Corporate Governance / Sustainability / Board and Senior Management Composition:

policies, practices and disclosure on corporate governance and remuneration

environmental, social and governance ("ESG") / climate strategy, and relevant governance framework and climate-related risk strategies

appointment and oversight of Senior Management, and succession plans for the Board and Senior Management

 

Risk and Compliance:

risk appetite statement and profile update

internal control and risk management

whistleblowing policy and mechanism

 

Financial / Audit:

financial resource planning and performance targets

capital plans and management

annual and interim financial reporting

effective audit functions

 

The Board’s powers are governed by relevant laws, regulations, supervisory standards and the Board’s terms of reference and the Bank’s Articles of Association, which are available on our website (www.hangseng.com/en-hk/about-us/corporate-governance/).

 

Chairman and Chief Executive

The roles of the Chairman and Chief Executive of the Bank are separate with a clear and well-established division of responsibilities. The Chairman of the Board, who is an Independent Non-executive Director ("INED") is responsible for the leadership and effective running of the Board. The Chairman ensures that the decisions of the Board are considered and taken on a sound basis and in the best interest of the Bank. The Chief Executive, who is an Executive Director ("ED"), is responsible for the day-to-day management of the Bank’s business and operations. Details of their respective roles are set out in the Board’s terms of reference available on our website (www.hangseng.com/en-hk/about-us/corporate-governance/).

 

The Bank’s Chairman, the Chief Executive and other Directors do not have any financial, business, family, material or other relevant relationships with each other.

 

Board Meeting Process

The Board meets about six times a year and at least once every quarter, exceeding the minimum number of board meeting required under the Corporate Governance Code.

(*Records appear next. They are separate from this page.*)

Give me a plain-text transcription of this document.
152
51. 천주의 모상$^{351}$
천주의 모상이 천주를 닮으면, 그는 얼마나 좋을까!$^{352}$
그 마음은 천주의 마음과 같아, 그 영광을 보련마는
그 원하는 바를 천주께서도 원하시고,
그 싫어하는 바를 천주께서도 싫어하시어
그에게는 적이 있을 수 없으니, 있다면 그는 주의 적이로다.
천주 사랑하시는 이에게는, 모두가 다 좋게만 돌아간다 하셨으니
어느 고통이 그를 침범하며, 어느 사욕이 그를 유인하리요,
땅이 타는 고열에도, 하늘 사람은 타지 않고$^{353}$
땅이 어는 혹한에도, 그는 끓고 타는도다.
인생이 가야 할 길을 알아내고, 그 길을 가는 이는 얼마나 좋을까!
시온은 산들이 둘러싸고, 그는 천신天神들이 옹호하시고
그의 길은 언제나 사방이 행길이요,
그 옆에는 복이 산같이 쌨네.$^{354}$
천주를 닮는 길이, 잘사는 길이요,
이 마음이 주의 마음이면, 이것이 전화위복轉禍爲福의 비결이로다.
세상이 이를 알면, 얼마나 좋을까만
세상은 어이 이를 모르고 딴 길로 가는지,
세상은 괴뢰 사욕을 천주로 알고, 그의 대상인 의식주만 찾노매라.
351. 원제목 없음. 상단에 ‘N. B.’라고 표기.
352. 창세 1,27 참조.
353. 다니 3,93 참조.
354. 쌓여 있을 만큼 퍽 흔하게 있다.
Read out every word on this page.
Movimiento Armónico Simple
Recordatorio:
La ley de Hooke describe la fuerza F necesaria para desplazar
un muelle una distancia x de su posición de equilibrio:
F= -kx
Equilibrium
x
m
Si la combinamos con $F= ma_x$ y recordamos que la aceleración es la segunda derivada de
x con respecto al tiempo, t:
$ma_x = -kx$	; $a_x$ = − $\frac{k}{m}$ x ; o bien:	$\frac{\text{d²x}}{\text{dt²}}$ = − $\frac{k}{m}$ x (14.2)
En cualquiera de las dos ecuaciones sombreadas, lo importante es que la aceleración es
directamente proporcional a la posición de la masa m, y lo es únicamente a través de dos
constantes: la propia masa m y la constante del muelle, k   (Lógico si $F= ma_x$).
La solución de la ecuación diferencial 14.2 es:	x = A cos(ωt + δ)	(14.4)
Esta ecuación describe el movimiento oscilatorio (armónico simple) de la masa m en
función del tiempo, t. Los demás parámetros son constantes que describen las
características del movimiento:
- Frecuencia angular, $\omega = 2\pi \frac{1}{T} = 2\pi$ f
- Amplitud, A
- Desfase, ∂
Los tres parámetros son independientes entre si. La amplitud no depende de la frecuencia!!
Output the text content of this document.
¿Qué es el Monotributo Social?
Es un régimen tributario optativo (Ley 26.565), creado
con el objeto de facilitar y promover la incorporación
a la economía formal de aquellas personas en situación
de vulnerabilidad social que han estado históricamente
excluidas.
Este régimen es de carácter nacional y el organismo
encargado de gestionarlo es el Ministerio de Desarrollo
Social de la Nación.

Additional ad hoc Board meetings or meetings of a Board committee established by the Board can be convened when necessary to discuss and approve specific matters. The Board Committees also met regularly during the year.

 

To allow Directors to plan their schedule ahead of time, board schedule and calendar for the regular Board and Board Committee meetings during the year are made available to all Directors before the end of the preceding year. To facilitate Directors’ participation and engagement, all the standing agenda for Board and Board Committee meetings are available to the Directors for advance review and comment before the end of the preceding year as well.

 

Notice of meeting will be given to all Directors at least 14 days before each regular Board and Board Committee meeting. Draft agenda for the Board and Board Committee meetings are circulated to all Directors at least 3 weeks before each meeting to provide an opportunity for the Directors to include any other matters in the agenda. Agenda and meeting papers are circulated via digital board portal at least 7 days in advance of the intended date for regular meetings and at a time as agreed for ad hoc meetings. Draft minutes of meetings of the Board and Board Committees are circulated for comment as soon as practicable post meetings. Minutes of Board meetings with details of the matters discussed by the Board and decisions made, including any concerns or views of the Directors, are kept by the Company Secretary and are open for inspection by Directors. Senior Management and other department heads are invited to make presentations to the Board on operational topics during the year and to engage in open and in-depth discussions with the Board.

 

The Chairman meets with INEDs without the presence of the EDs and the Senior Management at least once a year to facilitate an open and frank discussion among the INEDs on any issues relating to the Bank. The Chairman also has regular gathering with other Directors occasionally, without the presence of the EDs, to consider issues in an informal setting. The Audit Committee and Risk Committee jointly hold separate closed sessions with the external auditor and internal auditor respectively twice a year; and the Risk Committee also holds separate closed sessions with the Chief Risk and Compliance Officer in the absence of the EDs and the Senior Management. Head of Human Resources organises annual talent sharing session between the Board and the Bank’s talents from key businesses and functions. This reflects the continuous effort in supporting the progression of diverse talent pipeline for succession of senior executive roles in the Bank.

 

The Board maintains regular communications with HKMA through various means. In November 2024, the Board met with HKMA to exchange views and update itself on HKMA’s supervisory assessment of the Bank and supervisory focuses on the banking industry in general.